Listedeki sağlık ve diyet kitapları da gösteriyor ki, sağlıklı da bir toplumuz. Hani, katı yağlardan uzak duran, kırmızı et tercih etmeyen, spor yapan... Dahası nostaljik polisiyeler okuyarak geliştirdiği bir mantık düzlemi olan ve bununla paradokslar çözen, geleceği anlamaya çalışan...
Yani bu işte bir tuhaflık var ama kesin bir karar vermeden önce bir de D&R’ın listesine bakayım diyorum. İşte o zaman daha bir korkuya kapılıyorum. Çünkü bu tabloya, genç kızların tutkuyla okuduğu Stephenie Meyer’in vampir romanlarının üç kitabını da eklemek gerektiğini görüyorum. Dahası Ahmet Maranki’nin “Şifalı Bitkiler” kitabı ile R. Şanal’ın “Kuantum ve Kur’an”ını da.

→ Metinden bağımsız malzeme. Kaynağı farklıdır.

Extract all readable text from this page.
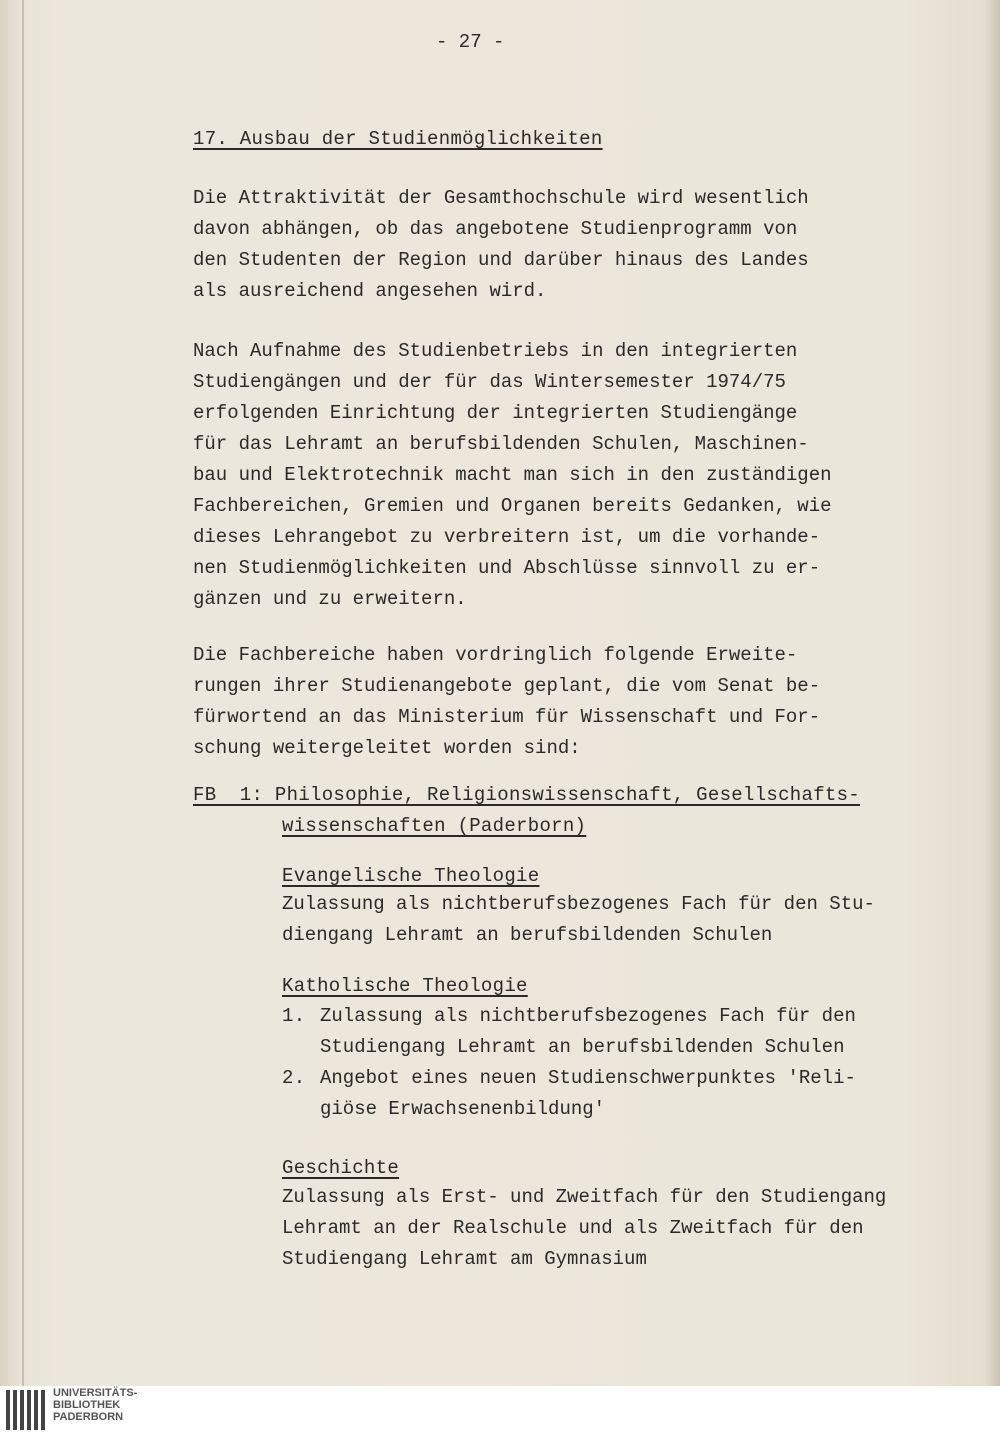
- 27 -
17. Ausbau der Studienmöglichkeiten
Die Attraktivität der Gesamthochschule wird wesentlich
davon abhängen, ob das angebotene Studienprogramm von
den Studenten der Region und darüber hinaus des Landes
als ausreichend angesehen wird.
Nach Aufnahme des Studienbetriebs in den integrierten
Studiengängen und der für das Wintersemester 1974/75
erfolgenden Einrichtung der integrierten Studiengänge
für das Lehramt an berufsbildenden Schulen, Maschinen-
bau und Elektrotechnik macht man sich in den zuständigen
Fachbereichen, Gremien und Organen bereits Gedanken, wie
dieses Lehrangebot zu verbreitern ist, um die vorhande-
nen Studienmöglichkeiten und Abschlüsse sinnvoll zu er-
gänzen und zu erweitern.
Die Fachbereiche haben vordringlich folgende Erweite-
rungen ihrer Studienangebote geplant, die vom Senat be-
fürwortend an das Ministerium für Wissenschaft und For-
schung weitergeleitet worden sind:
FB  1: Philosophie, Religionswissenschaft, Gesellschafts-
wissenschaften (Paderborn)
Evangelische Theologie
Zulassung als nichtberufsbezogenes Fach für den Stu-
diengang Lehramt an berufsbildenden Schulen
Katholische Theologie
1. Zulassung als nichtberufsbezogenes Fach für den
Studiengang Lehramt an berufsbildenden Schulen
2. Angebot eines neuen Studienschwerpunktes 'Reli-
giöse Erwachsenenbildung'
Geschichte
Zulassung als Erst- und Zweitfach für den Studiengang
Lehramt an der Realschule und als Zweitfach für den
Studiengang Lehramt am Gymnasium
UNIVERSITÄTS-
BIBLIOTHEK
PADERBORN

Yani bu listeye göre biz şu oluyoruz: Kan emerek var olan yaratıklara aşık, bir vejetaryen bir toplum olarak tefsirini bile okuduğumuz şüpheli olan Kur’an-ı Kerim’i kuantumla analiz etmeye çalışan bir toplum! Valla bu kadarını İhsan Oktay Anar bile hayal edemezdi, herhalde.
Ama benim onun yaratıcılığına yönelik hiçbir şüphem yok. Bu yüzden de geriye şu soru kalıyor: Toplum olarak ya yalancıyız, ya da psikolojik sorunlarımız var. Hayalleri ile yaşamı arasında ilişki kuramayan bu yapı başka nasıl yorumlanabilir, bilemiyorum...
Üstelik bu manzaranın, 72 milyonluk ülkemizin okur kesimine ait olduğunu da unutmayalım.